I tweet regularly about #pinkcollarcrime. There are amazing news articles daily (thanks to Google alerts) about women stealing in the workplace. However, deep down I am starting to think that people don’t want to hear about nice women breaking rules and stealing.
Like Dr. Adler in no uncertain terms do I want to take away from women and their gains in the workplace. What I want to do is to educate business owners and managers about the potential of pink collar crime. With more and more women in the workplace and with an increasing number of women being the primary breadwinners pink collar crime will increase just due to the numbers.
Recently I was asked if I was “picking” on women. My answer was an unequivocal no. But if a man were doing “Catch Her If You Can-Today’s Pink Collar Criminal he may have a more difficult time than myself. I have touched the glass ceiling, my daughter is a staunch activist (even though she still is in high school) and my family has always supported my passion for work.
There is no honesty chromosome that women possess. That is what Dr. Adler brought up over 40 years ago. I will keep drawing attention to pink collar crime and as Dr. Adler told me someday there just might be a Bernice Madoff.
The USA Today recently had this headline “Mom sentenced to nearly 7 years” http://usat.ly/2eFKwAL
Why did they lead with this headline? Because it sells. No one wants to admit it but there is curiosity about a Mom who steals. My headline most likely will be clicked through many times this week due to that. But that is why I call Pink Collar Crime the relatable crime. Most everyone knows someone who either has been victimized by a pink collar criminal or they are aware of a pink collar criminal story in their community-think little league embezzlement or town clerk embezzlement . Most people don’t relate to a violent offender because hopefully you have not been a victim or know someone who has been a victim.

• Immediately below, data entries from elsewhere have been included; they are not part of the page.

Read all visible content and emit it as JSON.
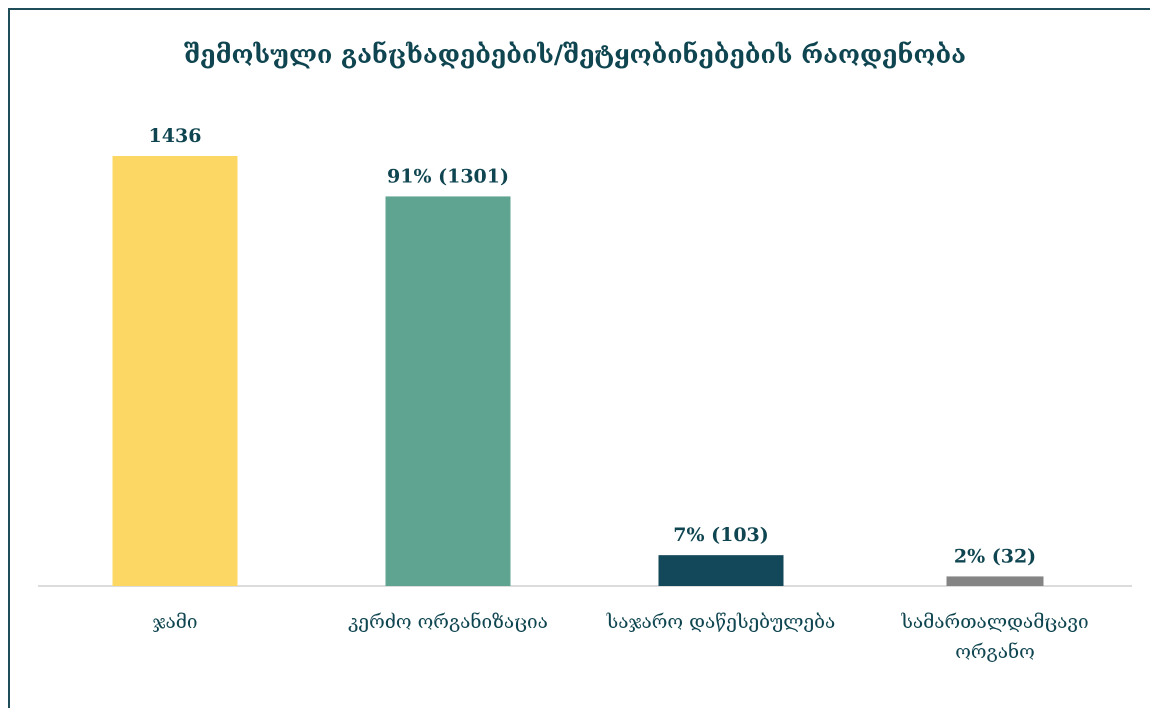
{
  "chart_data": {
    "type": "bar",
    "title": "შემოსული განცხადებების/შეტყობინებების რაოდენობა",
    "xlabel": "",
    "ylabel": "",
    "ylim": [
      0,
      1436
    ],
    "grid": false,
    "legend": "none",
    "categories": [
      [
        "ჯამი"
      ],
      [
        "კერძო ორგანიზაცია"
      ],
      [
        "საჯარო დაწესებულება"
      ],
      [
        "სამართალდამცავი",
        "ორგანო"
      ]
    ],
    "values": [
      1436,
      1301,
      103,
      32
    ],
    "data_labels": [
      "1436",
      "91% (1301)",
      "7% (103)",
      "2% (32)"
    ],
    "colors": [
      "#fdd764",
      "#5fa391",
      "#13475a",
      "#848484"
    ]
  }
}
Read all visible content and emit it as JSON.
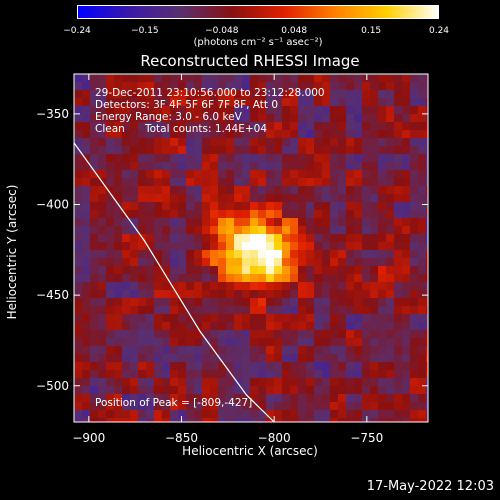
{
  "colorbar": {
    "ticks": [
      "−0.24",
      "−0.15",
      "−0.048",
      "0.048",
      "0.15",
      "0.24"
    ],
    "units": "(photons cm⁻² s⁻¹ asec⁻²)",
    "colors": [
      "#0000ff",
      "#3a1aa8",
      "#5a2f6e",
      "#8a1010",
      "#e02000",
      "#ff8000",
      "#ffd000",
      "#ffffff"
    ]
  },
  "chart_data": {
    "type": "heatmap",
    "title": "Reconstructed RHESSI Image",
    "xlabel": "Heliocentric X (arcsec)",
    "ylabel": "Heliocentric Y (arcsec)",
    "xlim": [
      -908,
      -717
    ],
    "ylim": [
      -520,
      -328
    ],
    "xticks": [
      -900,
      -850,
      -800,
      -750
    ],
    "yticks": [
      -350,
      -400,
      -450,
      -500
    ],
    "xtick_labels": [
      "−900",
      "−850",
      "−800",
      "−750"
    ],
    "ytick_labels": [
      "−350",
      "−400",
      "−450",
      "−500"
    ],
    "value_range": [
      -0.24,
      0.24
    ],
    "peak": {
      "x": -809,
      "y": -427
    },
    "limb_line": [
      [
        -908,
        -366
      ],
      [
        -870,
        -420
      ],
      [
        -840,
        -470
      ],
      [
        -815,
        -505
      ],
      [
        -800,
        -520
      ]
    ]
  },
  "annotations": {
    "time": "29-Dec-2011 23:10:56.000 to 23:12:28.000",
    "detectors": "Detectors: 3F 4F 5F 6F 7F 8F, Att 0",
    "energy": "Energy Range: 3.0 - 6.0 keV",
    "clean_label": "Clean",
    "counts": "Total counts: 1.44E+04",
    "peak": "Position of Peak = [-809,-427]"
  },
  "footer": "17-May-2022 12:03"
}
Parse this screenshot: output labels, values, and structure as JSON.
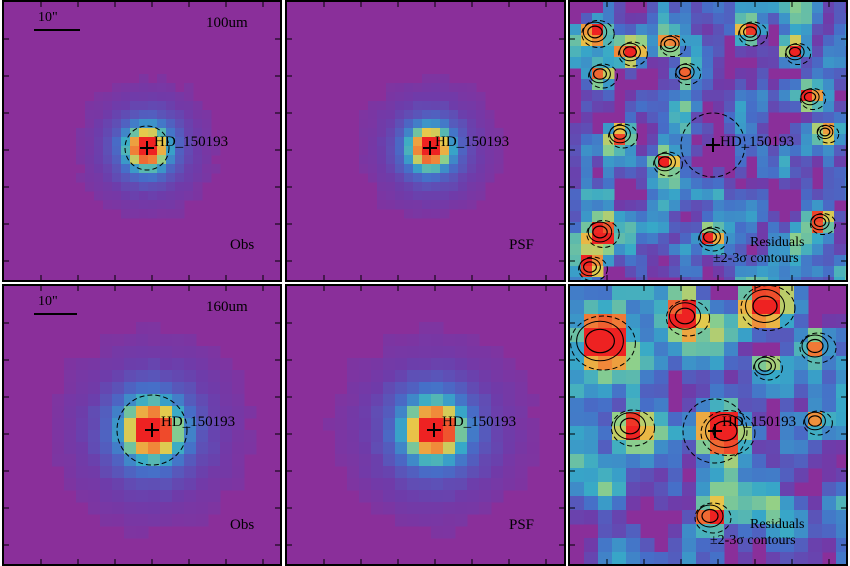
{
  "figure": {
    "rows": [
      {
        "band": "100um",
        "scale_label": "10\"",
        "panels": [
          {
            "kind": "obs",
            "label": "Obs",
            "target": "HD_150193"
          },
          {
            "kind": "psf",
            "label": "PSF",
            "target": "HD_150193"
          },
          {
            "kind": "residual",
            "target": "HD_150193",
            "label_line1": "Residuals",
            "label_line2": "±2-3σ contours"
          }
        ]
      },
      {
        "band": "160um",
        "scale_label": "10\"",
        "panels": [
          {
            "kind": "obs",
            "label": "Obs",
            "target": "HD_150193"
          },
          {
            "kind": "psf",
            "label": "PSF",
            "target": "HD_150193"
          },
          {
            "kind": "residual",
            "target": "HD_150193",
            "label_line1": "Residuals",
            "label_line2": "±2-3σ contours"
          }
        ]
      }
    ],
    "colors": {
      "background": "#8a2f9a",
      "halo": "#6a3aa8",
      "cyan": "#37a9c8",
      "green": "#8fd08a",
      "yellow": "#e8c94a",
      "orange": "#f08a3a",
      "red": "#ee2222"
    }
  }
}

These women aren’t scary. They look like regular moms, sisters, wives or daughters. They are the ones who are working a job in a medical office, small business, municipal government or possibly volunteering at a nonprofit such as a sports club or school club.
As I have been tweeting and posting, this is a growing demographic. Women are in the workplace in record numbers and it looks to stay that way. The world has changed. These women are all in some form or another a mom, daughter, sister, wife or grandma. When you see a story like that what are your initial thoughts?